Class overview
- Name: Eridanus class
- Preceded by: Gemma
- Succeeded by: Fomalhaut
- In service: 1922–1949
- Planned: 1
- Completed: 1
- Retired: 1

History

Netherlands
- Name: Eridanus
- Builder: Marine Etablissement, Surabaya
- Laid down: 1918
- Launched: 1922
- Commissioned: March 1922
- Renamed: Enoshima Maru (Japanese service)
- Fate: Scuttled 1942; Raised and repaired by Japanese forces in 1943; Transferred to Indonesian Navy in 1949;

General characteristics
- Type: Patrol boat
- Displacement: 996 t (980 long tons) standard
- Length: 56.5 m (185 ft 4 in)
- Beam: 9 m (29 ft 6 in)
- Draught: 3.52 m (11 ft 7 in)
- Installed power: 840 hp (630 kW)
- Propulsion: 1 × Werkspoor triple expansion
- Speed: 12.25 knots (22.69 km/h; 14.10 mph)
- Complement: 54
- Armament: 2 × 3.7 cm (1.5 in) cannons

= HNLMS Eridanus =

Government Navy patrol boat

HNLMS Eridanus was a Government Navy patrol boat constructed at the Marine Etablissement in Surabaya.

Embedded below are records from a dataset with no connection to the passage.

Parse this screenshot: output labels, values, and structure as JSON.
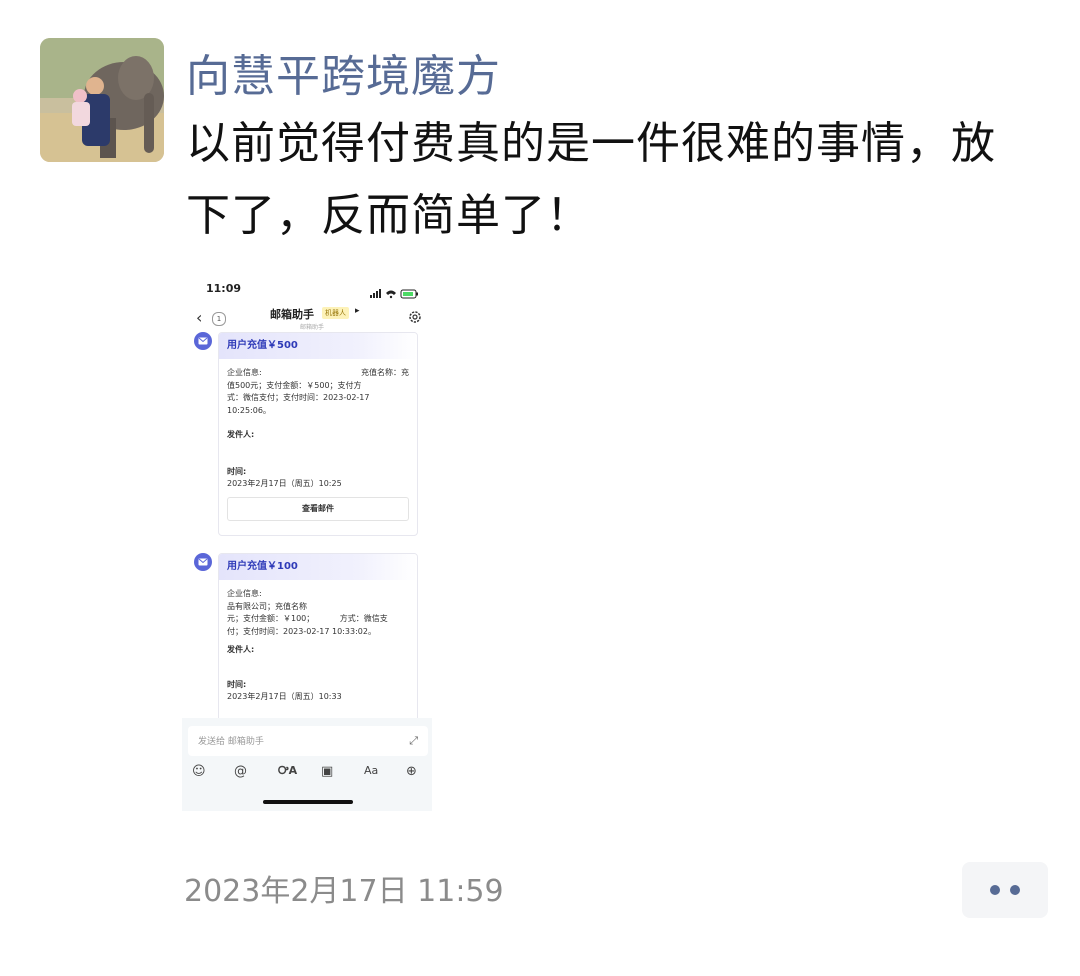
{
  "post": {
    "author": "向慧平跨境魔方",
    "text": "以前觉得付费真的是一件很难的事情，放下了，反而简单了！",
    "timestamp": "2023年2月17日 11:59"
  },
  "screenshot": {
    "status_time": "11:09",
    "nav": {
      "back_count": "1",
      "title": "邮箱助手",
      "robot_tag": "机器人",
      "subtitle": "邮箱助手"
    },
    "cards": [
      {
        "header": "用户充值￥500",
        "info_label": "企业信息:",
        "info_right": "充值名称：充",
        "line2": "值500元；支付金额：￥500；支付方",
        "line3": "式：微信支付；支付时间：2023-02-17",
        "line4": "10:25:06。",
        "sender_label": "发件人:",
        "time_label": "时间:",
        "time_value": "2023年2月17日（周五）10:25",
        "button": "查看邮件"
      },
      {
        "header": "用户充值￥100",
        "info_label": "企业信息:",
        "line2": "品有限公司；充值名称",
        "line3": "元；支付金额：￥100；          方式：微信支",
        "line4": "付；支付时间：2023-02-17 10:33:02。",
        "sender_label": "发件人:",
        "time_label": "时间:",
        "time_value": "2023年2月17日（周五）10:33"
      }
    ],
    "input_placeholder": "发送给 邮箱助手"
  },
  "colors": {
    "author": "#576b95",
    "card_header_text": "#2f3bb8",
    "mail_icon": "#5a66d8"
  }
}
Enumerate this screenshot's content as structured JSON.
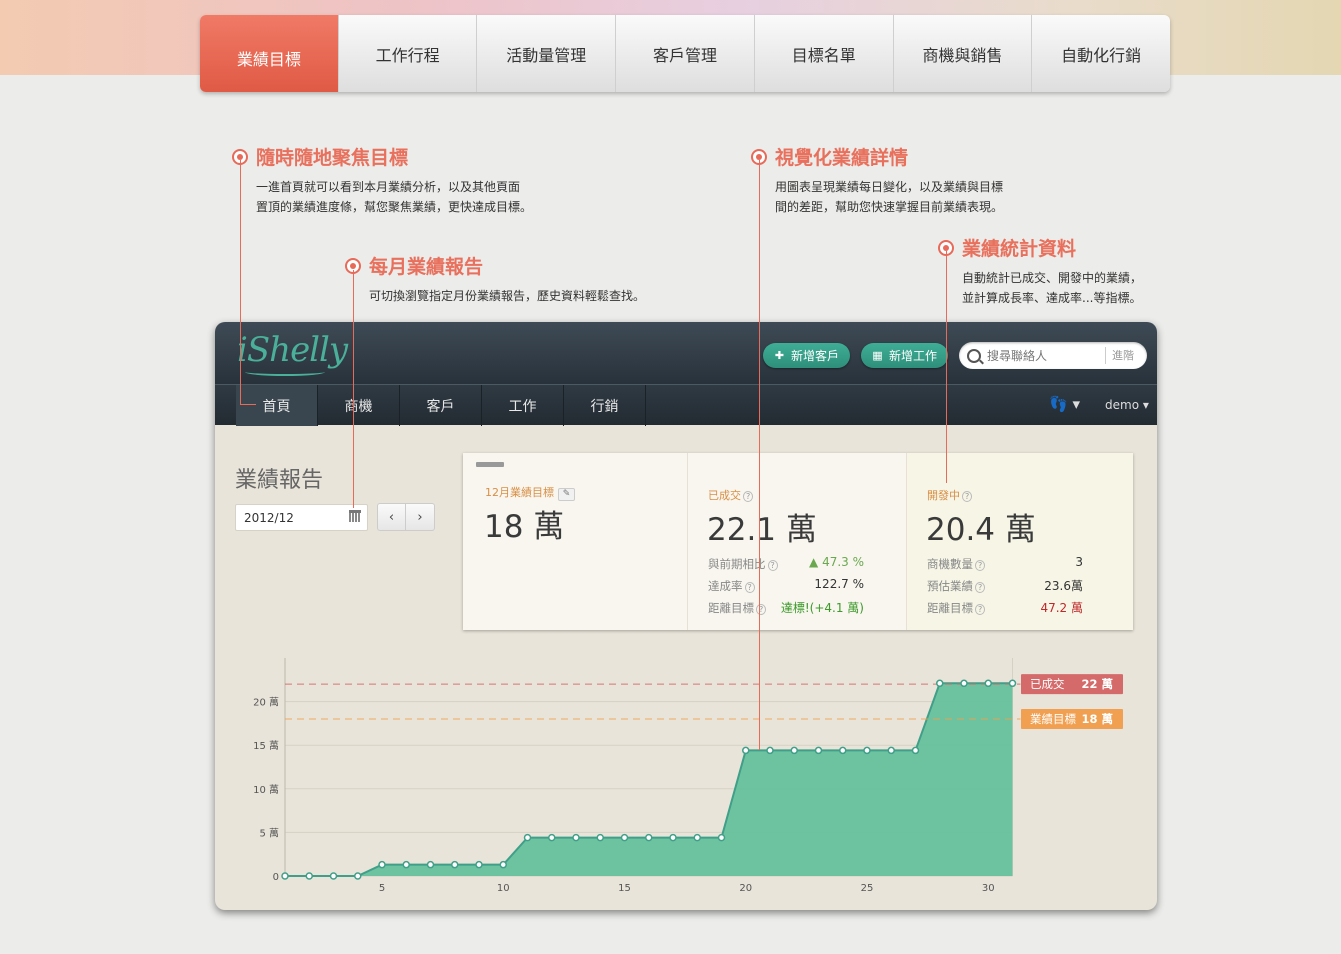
{
  "top_nav": {
    "tabs": [
      "業績目標",
      "工作行程",
      "活動量管理",
      "客戶管理",
      "目標名單",
      "商機與銷售",
      "自動化行銷"
    ]
  },
  "callouts": {
    "focus": {
      "title": "隨時隨地聚焦目標",
      "line1": "一進首頁就可以看到本月業績分析，以及其他頁面",
      "line2": "置頂的業績進度條，幫您聚焦業績，更快達成目標。"
    },
    "monthly": {
      "title": "每月業績報告",
      "line1": "可切換瀏覽指定月份業績報告，歷史資料輕鬆查找。"
    },
    "visual": {
      "title": "視覺化業績詳情",
      "line1": "用圖表呈現業績每日變化，以及業績與目標",
      "line2": "間的差距，幫助您快速掌握目前業績表現。"
    },
    "stats": {
      "title": "業績統計資料",
      "line1": "自動統計已成交、開發中的業績，",
      "line2": "並計算成長率、達成率...等指標。"
    }
  },
  "app": {
    "logo": "iShelly",
    "add_customer": "新增客戶",
    "add_task": "新增工作",
    "search_placeholder": "搜尋聯絡人",
    "advanced": "進階",
    "nav": [
      "首頁",
      "商機",
      "客戶",
      "工作",
      "行銷"
    ],
    "user": "demo",
    "report_title": "業績報告",
    "month": "2012/12",
    "prev": "‹",
    "next": "›"
  },
  "stats": {
    "target_label": "12月業績目標",
    "target_value": "18 萬",
    "closed_label": "已成交",
    "closed_value": "22.1 萬",
    "growth_label": "與前期相比",
    "growth_value": "47.3 %",
    "achieve_label": "達成率",
    "achieve_value": "122.7 %",
    "gap_label": "距離目標",
    "gap_value": "達標!(+4.1 萬)",
    "dev_label": "開發中",
    "dev_value": "20.4 萬",
    "count_label": "商機數量",
    "count_value": "3",
    "est_label": "預估業績",
    "est_value": "23.6萬",
    "dev_gap_label": "距離目標",
    "dev_gap_value": "47.2 萬"
  },
  "chart_data": {
    "type": "area",
    "x": [
      1,
      2,
      3,
      4,
      5,
      6,
      7,
      8,
      9,
      10,
      11,
      12,
      13,
      14,
      15,
      16,
      17,
      18,
      19,
      20,
      21,
      22,
      23,
      24,
      25,
      26,
      27,
      28,
      29,
      30,
      31
    ],
    "series": [
      {
        "values": [
          0,
          0,
          0,
          0,
          1.3,
          1.3,
          1.3,
          1.3,
          1.3,
          1.3,
          4.4,
          4.4,
          4.4,
          4.4,
          4.4,
          4.4,
          4.4,
          4.4,
          4.4,
          14.4,
          14.4,
          14.4,
          14.4,
          14.4,
          14.4,
          14.4,
          14.4,
          22.1,
          22.1,
          22.1,
          22.1
        ]
      }
    ],
    "x_ticks": [
      5,
      10,
      15,
      20,
      25,
      30
    ],
    "y_ticks": [
      0,
      5,
      10,
      15,
      20
    ],
    "y_tick_labels": [
      "0",
      "5 萬",
      "10 萬",
      "15 萬",
      "20 萬"
    ],
    "ylim": [
      0,
      25
    ],
    "reference_lines": [
      {
        "label": "已成交",
        "value_label": "22 萬",
        "value": 22,
        "color": "#d46a6a"
      },
      {
        "label": "業績目標",
        "value_label": "18 萬",
        "value": 18,
        "color": "#f0a050"
      }
    ],
    "fill_color": "#5fbf99",
    "line_color": "#3f9f88"
  }
}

She would be militarized by the Royal Netherlands Navy upon the start of the Pacific theatre of World War II.

==Service history==
HNLMS Eridanus was stationed at Tandjong Priok when war broke out. She was soon transferred to Makassar to serve alongside . She retreated to Surabaya harbor after the fall of Makassar where she was scuttled by her own crew on 2 March 1942 due to the fall of Java and the ship's inability to escape to Australia.

Eridanus was raised by Japanese forces on 8 June 1943, repaired and commissioned as the tugboat and recovery vessel Enoshima Maru. After the war the ship was rediscovered in 1946 and recommissioned as a barracks ship. She was transferred to the new Indonesian Navy in 1949.